Meğer bu uygulama, tüm devlet kurumlarıyla yazışmalarda uzun yıllardan beri yürürlükteymiş ve kimse sesini çıkartmazmış. İlk defa YÖK alınganlık göstermiş ( ! )
Bravo YÖK’e...
İster “Emretmek” olsun, ister “Buyurmak” olsun. Her ikisinde de tepeden bakan bir yaklaşım var. “Kullarına”, ne yapmaları gerektiğini söyleme şekli var.
Neden ?
Cumhurbaşkanı neden rica edemez ?
Küçük mü düşer ?
Gücünden, büyüklüğünden mi kaybeder ?
Hayır, hiçbir şey kaybetmez.
Hele Sezer kadar mütevazi ve halka yakın Cumhurbaşkanı bulunamaz. Eminim Sezer istemiştir, ancak etrafı “aman beyefendi Köşk’ün ağırlığıni, devlet hiyerarşisindeki yerini sarsmayalım”diye elini tutmuştur.
Köşk “emretmeye” ve “buyurmaya” devam edecek, kullarına tepeden bakmayı sürdürecek.
DEVLETİN HER KATINDA AYNI TUTUM...
Bu tutum sadece Çankaya’ya özgü değil.
Devletin her kurumunda, boyuna ve ağırlığına göre aynı yaklaşım geçerlidir.
Valiler Ankara’ya hitaben yazılarını “arz ederim” diye bitirirler. Bürokratlar brifinglerini “arz ederim” diye tamamlarlar. Karşılarında oturan, koltuklara yayılmış, ciddi suratlı üst’ler de memnun, kafalarını sallayıp bu arz’ı kabul ederler.
Askerin kendi arasındaki yazışma veya konuşmalarda ast’ın üst’üne arz etmesi doğaldır da, sivil bürokrasinin bu yaklaşımı benimsemesi garip kaçıyor. Zira sivil bürokrasi toplumla iç içe yaşıyor. Asker gibi değil. Askerin kendine özgü kuralları vardır ve hitap şeklide rütbeye göre değişir.
Sadece hitap tarzı değil, genelde hepimizde bu “zarf” hastalığı var. Zarf parıltılı olsun yetiyor. İçeriğine, zarfı kadar önem verilmiyor.
Koalisyon’da Kemal Derviş’e kızanlar, onun söylediklerini değil, daha çok yaklaşımını eleştirirler, “Gelip bizim Genel Başkanımıza bilgi arzetse, başka olurdu” diyenleri çok duyduk.

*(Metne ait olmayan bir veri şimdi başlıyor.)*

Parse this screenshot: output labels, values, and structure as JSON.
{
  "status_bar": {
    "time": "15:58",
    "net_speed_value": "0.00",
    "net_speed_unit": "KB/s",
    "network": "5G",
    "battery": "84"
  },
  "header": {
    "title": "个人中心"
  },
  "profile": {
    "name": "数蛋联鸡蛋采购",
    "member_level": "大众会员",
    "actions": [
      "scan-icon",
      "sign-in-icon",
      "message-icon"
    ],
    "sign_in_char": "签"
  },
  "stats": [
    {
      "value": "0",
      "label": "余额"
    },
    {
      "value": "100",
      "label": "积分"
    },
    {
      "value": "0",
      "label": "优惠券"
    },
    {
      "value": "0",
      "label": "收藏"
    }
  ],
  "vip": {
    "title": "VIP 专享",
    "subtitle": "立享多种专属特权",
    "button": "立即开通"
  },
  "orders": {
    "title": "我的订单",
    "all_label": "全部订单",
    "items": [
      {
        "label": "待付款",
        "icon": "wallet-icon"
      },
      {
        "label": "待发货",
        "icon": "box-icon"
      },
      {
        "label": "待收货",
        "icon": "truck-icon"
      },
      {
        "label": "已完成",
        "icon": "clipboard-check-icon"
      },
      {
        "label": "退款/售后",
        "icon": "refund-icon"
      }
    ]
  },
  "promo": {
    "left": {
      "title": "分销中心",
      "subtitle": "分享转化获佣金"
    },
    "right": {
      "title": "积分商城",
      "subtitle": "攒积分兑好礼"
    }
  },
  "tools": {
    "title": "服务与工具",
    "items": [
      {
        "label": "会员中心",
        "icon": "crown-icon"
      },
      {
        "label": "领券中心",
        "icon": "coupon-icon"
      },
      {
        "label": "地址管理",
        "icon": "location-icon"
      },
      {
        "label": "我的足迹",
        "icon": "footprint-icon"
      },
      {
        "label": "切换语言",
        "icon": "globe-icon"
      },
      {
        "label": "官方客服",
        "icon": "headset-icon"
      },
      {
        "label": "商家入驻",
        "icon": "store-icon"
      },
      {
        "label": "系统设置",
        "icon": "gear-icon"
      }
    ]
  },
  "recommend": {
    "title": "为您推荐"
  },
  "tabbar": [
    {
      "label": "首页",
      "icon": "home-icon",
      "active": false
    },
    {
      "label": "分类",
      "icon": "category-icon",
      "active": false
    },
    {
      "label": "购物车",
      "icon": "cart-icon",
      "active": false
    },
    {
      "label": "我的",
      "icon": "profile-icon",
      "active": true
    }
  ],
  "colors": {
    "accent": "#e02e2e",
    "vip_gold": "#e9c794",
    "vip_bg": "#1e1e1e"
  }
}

AB temsilcisi Karen Fogg’u yerden yere vuranların derdi, onun ne dediği, söylediklerinin doğru olup olmadığı değil. “Neden konuşuyor... Ne hakla Başbakanımıza görüş bildiriyor” Yani şekildir...
Ancak unutulan çok önemli bir nokta var. O da, Türk toplumunun değiştiği ve Devlet’in kendine kul gibi bakması ve koyun muamelesi etmesinden hoşlanmadığıdır.
Bu tepeden bakış veya kullanılan sözcüklerin “saygı” ile ilgisi yoktur. Tek kelimeyle toplumu “küçük” görmektir.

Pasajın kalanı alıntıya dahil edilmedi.